Le grand voyage de Juin 2010 : l'IRLANDE

 

L'IRLANDE a inspiré de nombreux poètes et écrivains qui se sont laissés prendre à ses charmes. Qui n'a jamais révé du CONNERAMA, des ÎLES d'ARAN, du paysage lunaire des BURREN ou du vert KERRY ?

De retour de notre magnifique voyage dans ce beau pays, je suis ravie de pouvoir vous transmettre le texte remarquablement rédigé par notre amie Régine Spanneut. Elle devient grâce à son écriture, le porte-parole de tout le ressenti émotionnel et enthousiaste de notre groupe à qui fut offert l'occasion rêvée d'aller saisir aux beaux jours l'air et l'ambiance de la verte EIRE.

Merci, Régine, de nous donner ce merveilleux cadeau "SOUVENIRS" qui viendra enrichir ceux déjà inscrits dans nos mémoires. Merci aussi à vous mes ami(e)s voyageurs ayant participé avec joie et bonne humeur à notre " Ballade Irlandaise", votre amitié est la meilleure récompense qui puisse être offerte aux organisateurs.

Bon vent et bonnes vacances.

Anne-Marie Hottevart

 

 

Impressions d'Irlande

Si on avait la curiosité de fouiller dans le cœur des êtres, on y trouverait entre autre des paysages.
Si on ouvrait l'Irlande, on y trouverait que du rêve.
Alors rêves à ce que tu désires rêver, vas où tu souhaites aller.
Il y a de multiples manières de se gagner ce pays. Dublin, à l'arrivée m'avait carrément tourné le dos. Toutes ses portes laquées de vif m'avaient les unes après les autres opposées une fin de non recevoir.

Et puis, tout est arrivé par vagues successives : en se faufilant dans le Comté de Mayo, parmi les bruyères cendrées de ses collines, bruyères mélangées aux massifs de rhododendrons violacés tout au long de petites routes entre des murets de pierres grises, avec par ci par là de jaunes ajoncs.
J'y ai même aperçu le « taxi mauve » de Michel Déon. Si, si, si il m'a fait même des signes de la main !

Je la respirais enfin mon Irlande imaginaire, terre de silence et de solitude. On vient toujours dans un pays, comme attirée par un amant en quête de l'essentiel. Je la respirais avec, en vrac de magnifiques paysages de montagne, de romantiques lacs couleur émeraude, des régions désertiques au paysage lunaire, des îles aux villages fantômes.

Oui, j'avais imaginé et retrouvais plus loin l'éclat et l'odeur un peu acre d'un feu de tourbe, dans une petite chaumière perdue au milieu d'une lande aride.
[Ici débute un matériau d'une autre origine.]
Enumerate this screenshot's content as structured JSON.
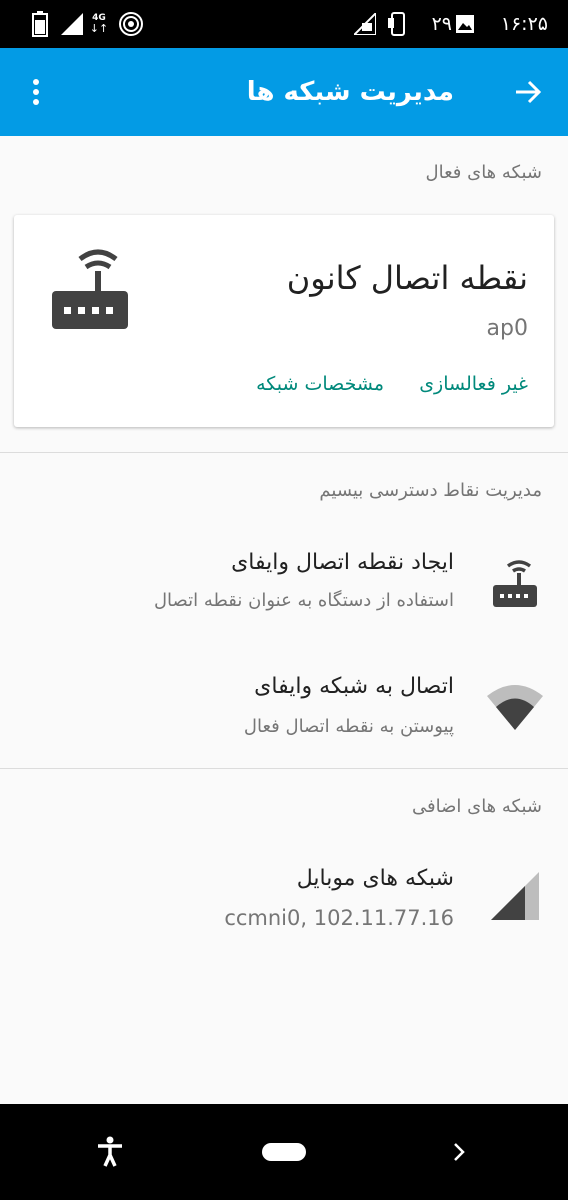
{
  "status_bar": {
    "clock": "۱۶:۲۵",
    "notification_count": "۲۹",
    "network_type": "4G",
    "icons": [
      "battery-icon",
      "signal-icon",
      "hotspot-icon",
      "sim-icon",
      "phone-icon",
      "image-icon"
    ]
  },
  "app_bar": {
    "title": "مدیریت شبکه ها",
    "color": "#039be5",
    "icons": [
      "back-arrow-icon",
      "more-vert-icon"
    ]
  },
  "active_section": {
    "header": "شبکه های فعال",
    "card": {
      "title": "نقطه اتصال کانون",
      "subtitle": "ap0",
      "action_deactivate": "غیر فعالسازی",
      "action_details": "مشخصات شبکه",
      "icon": "router-icon",
      "action_color": "#00897b"
    }
  },
  "wireless_section": {
    "header": "مدیریت نقاط دسترسی بیسیم",
    "items": [
      {
        "title": "ایجاد نقطه اتصال وایفای",
        "subtitle": "استفاده از دستگاه به عنوان نقطه اتصال",
        "icon": "router-icon"
      },
      {
        "title": "اتصال به شبکه وایفای",
        "subtitle": "پیوستن به نقطه اتصال فعال",
        "icon": "wifi-icon"
      }
    ]
  },
  "extra_section": {
    "header": "شبکه های اضافی",
    "items": [
      {
        "title": "شبکه های موبایل",
        "subtitle": "ccmni0, 102.11.77.16",
        "icon": "cellular-signal-icon"
      }
    ]
  },
  "nav_bar": {
    "icons": [
      "accessibility-icon",
      "home-pill-icon",
      "chevron-icon"
    ]
  }
}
N'étais je pas plutôt une princesse oubliée dans ce château médiéval ou cette austère demeure ?
Plus loin, c'était des lacs à brochets, des rivières à saumons, des grèves désertes au pied de falaises géantes.
s d'Irlande
Spectacles à vous couper le souffle sous ces deux douloureux pleurant encore la misère de l'immigration.

Mais j'attendais toujours les poneys du Connemara à la robe grise ou les facétieux agneaux à tête noire !!!!! Et dire aussi que je m'étais vue en promeneuse d'oiseaux !!
Il y avait, parait-il des macareux moines, des pingouins, des guillemots, des mouettes et pourquoi pas des goélands argentés. Où étaient les faucons pèlerins, les cormorans, les célèbres et si nombreux fous de Bassan ? Ce n'était sans doute pas leur heure !!!!

Et la musique ? Ici, elle est indissociable de l'âme de ce pays. Je tentais donc de me faufiler dans l'un ou l'autre des ces nombreux pubs, parmi ces hommes scotchés au comptoir, devant une pinte de bière rousse. Ah! le doux entrechoc d'une Guinness ou celui plus discret d'un « Whiskey ». Car ici, tout est prétexte à se réunir, à s'amuser. Leur dynamisme et leur communicatif enthousiasme, entrecoupés de refrains mythiques ont séduit le Monde.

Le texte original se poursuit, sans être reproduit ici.